Do You Really Care About Your Customer?

So let's see if you pass the Professor's test criteria:

1. Do you put your 800 Number/access telephone in the work flow before he/she purchases?
2. Do you answer your phone and have metrics for acceptable performance
3. Is your service consistent no matter which channel your customer reaches you.
4. Do you reward your staff based on number of calls rather than quality of calls?
5. Do you give your agents the ability to solve the customer's issue including paying compensation
6. Do you have more than 2 layers of escalation from the first call touch point.
7. Do you actually answer emails?

I think you get my point. I cannot think of any one Travel Business that has the right characteristics. And before you throw lots of rotten eggs at me - look inward first. Is it really a question of money?

So let me ask you if you understand what are the two things that the customer wants you to care about?

1. Don't treat me like an idiot
2. Remember that my time is more precious than yours.

If your philosophy enables your customer to feel that you actually are treating them with respect - firstly cut out that trashed old script. Throw out the efficiency paradigm. Efficiency is not the only metric. And take the time to understand his issue. And cardinal rule according to the professor is to let the customer take control of the conversation even if it is to allow him to rant.

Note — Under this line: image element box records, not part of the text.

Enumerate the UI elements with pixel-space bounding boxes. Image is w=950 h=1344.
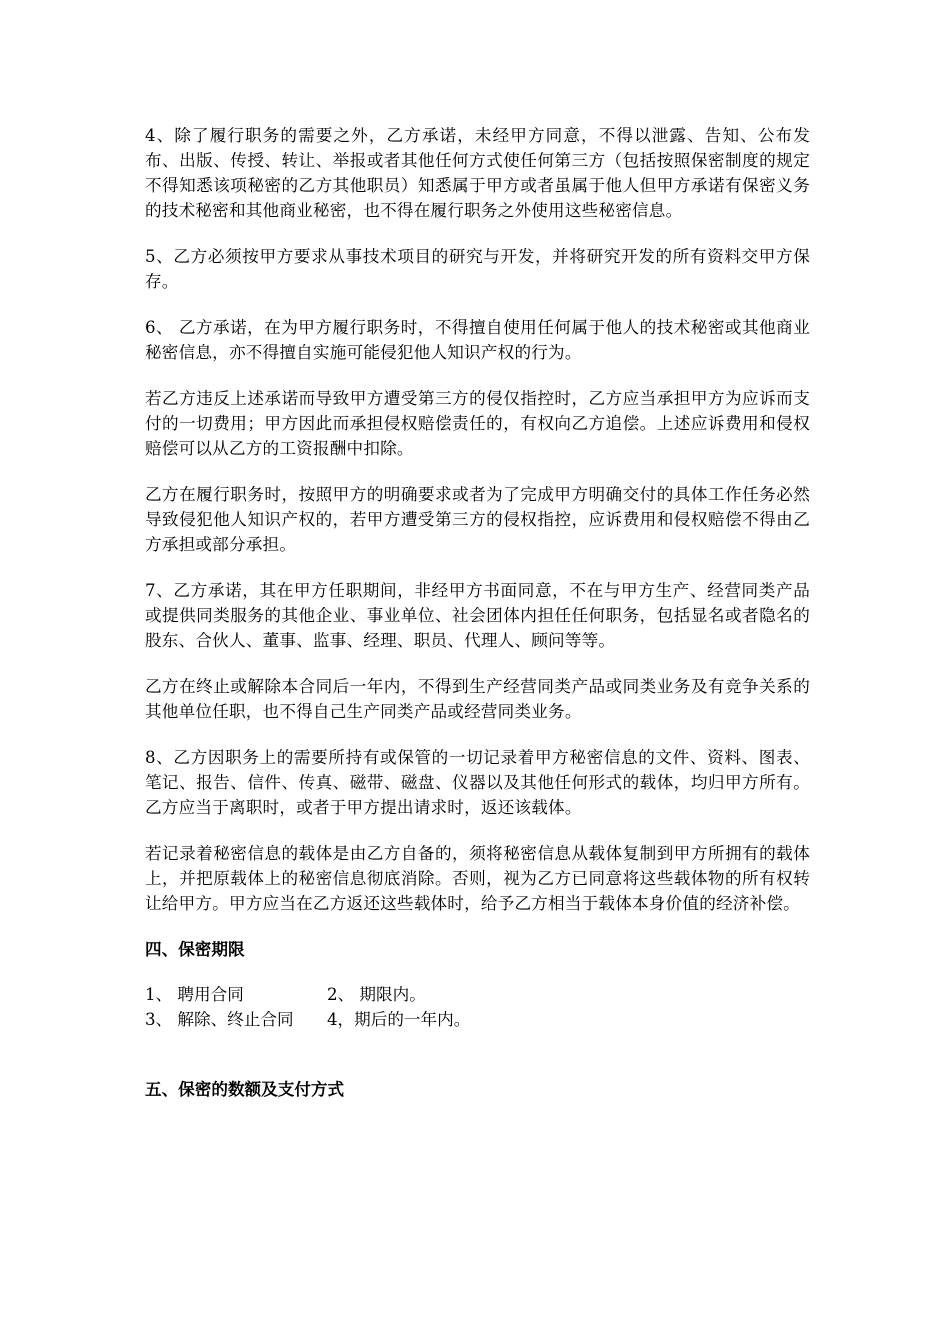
spacer bbox=[145, 653, 810, 674]
spacer bbox=[145, 1032, 810, 1077]
term-item: 2、 期限内。 bbox=[327, 985, 426, 1004]
spacer bbox=[145, 916, 810, 937]
clause-6-paragraph: 6、 乙方承诺，在为甲方履行职务时，不得擅自使用任何属于他人的技术秘密或其他商业秘密信息，亦不得擅自实施可能侵犯他人知识产权的行为。 bbox=[145, 318, 810, 362]
section-5-heading: 五、保密的数额及支付方式 bbox=[145, 1079, 345, 1099]
spacer bbox=[145, 365, 810, 386]
section-4-heading: 四、保密期限 bbox=[145, 939, 245, 959]
clause-4-paragraph: 4、除了履行职务的需要之外，乙方承诺，未经甲方同意，不得以泄露、告知、公布发布、出版、传授、转让、举报或者其他任何方式使任何第三方（包括按照保密制度的规定不得知悉该项秘密的乙方其他职员）知悉属于甲方或者虽属于他人但甲方承诺有保密义务的技术秘密和其他商业秘密，也不得在履行职务之外使用这些秘密信息。 bbox=[145, 126, 810, 220]
spacer bbox=[145, 223, 810, 244]
clause-5-paragraph: 5、乙方必须按甲方要求从事技术项目的研究与开发，并将研究开发的所有资料交甲方保存。 bbox=[145, 247, 810, 291]
document-page bbox=[145, 123, 810, 1102]
term-row bbox=[145, 1007, 810, 1032]
spacer bbox=[145, 724, 810, 745]
term-row bbox=[145, 982, 810, 1007]
term-item: 3、 解除、终止合同 bbox=[145, 1010, 294, 1029]
spacer bbox=[145, 294, 810, 315]
clause-8-paragraph: 8、乙方因职务上的需要所持有或保管的一切记录着甲方秘密信息的文件、资料、图表、笔记、报告、信件、传真、磁带、磁盘、仪器以及其他任何形式的载体，均归甲方所有。乙方应当于离职时，或者于甲方提出请求时，返还该载体。 bbox=[145, 748, 810, 817]
spacer bbox=[145, 962, 810, 982]
term-item: 4，期后的一年内。 bbox=[327, 1010, 471, 1029]
clause-6-exemption-paragraph: 乙方在履行职务时，按照甲方的明确要求或者为了完成甲方明确交付的具体工作任务必然导致侵犯他人知识产权的，若甲方遭受第三方的侵权指控，应诉费用和侵权赔偿不得由乙方承担或部分承担。 bbox=[145, 485, 810, 554]
clause-6-infringement-paragraph: 若乙方违反上述承诺而导致甲方遭受第三方的侵仅指控时，乙方应当承担甲方为应诉而支付的一切费用；甲方因此而承担侵权赔偿责任的，有权向乙方追偿。上述应诉费用和侵权赔偿可以从乙方的工资报酬中扣除。 bbox=[145, 389, 810, 458]
spacer bbox=[145, 557, 810, 578]
clause-7-noncompete-paragraph: 乙方在终止或解除本合同后一年内，不得到生产经营同类产品或同类业务及有竞争关系的其他单位任职，也不得自己生产同类产品或经营同类业务。 bbox=[145, 677, 810, 721]
term-item: 1、 聘用合同 bbox=[145, 985, 244, 1004]
spacer bbox=[145, 461, 810, 482]
clause-8-carrier-paragraph: 若记录着秘密信息的载体是由乙方自备的，须将秘密信息从载体复制到甲方所拥有的载体上，并把原载体上的秘密信息彻底消除。否则，视为乙方已同意将这些载体物的所有权转让给甲方。甲方应当在乙方返还这些载体时，给予乙方相当于载体本身价值的经济补偿。 bbox=[145, 844, 810, 913]
clause-7-paragraph: 7、乙方承诺，其在甲方任职期间，非经甲方书面同意，不在与甲方生产、经营同类产品或提供同类服务的其他企业、事业单位、社会团体内担任任何职务，包括显名或者隐名的股东、合伙人、董事、监事、经理、职员、代理人、顾问等等。 bbox=[145, 581, 810, 650]
spacer bbox=[145, 820, 810, 841]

One of my favorite writers about the Web is Gerry McGovern and his weekly piece is usually a tooth jarring reminder about our obligations and trust - sacred that it is - to the customer. The current arrogant behavior that many travel companies take to their user community is shameful.

In fact I try and stop using the word customer at all.

So let me leave you with the end comment on Gerry's blog: "What's the best attribute your web team can have? Caring about your customers time. Treat their time as a truly precious thing. Treat them as intelligent. Focus on service. Focus on what the customer wants to do, not what you want the customer to do. Solve their problem, not yours. It's a shift in thinking but it's where the future lies."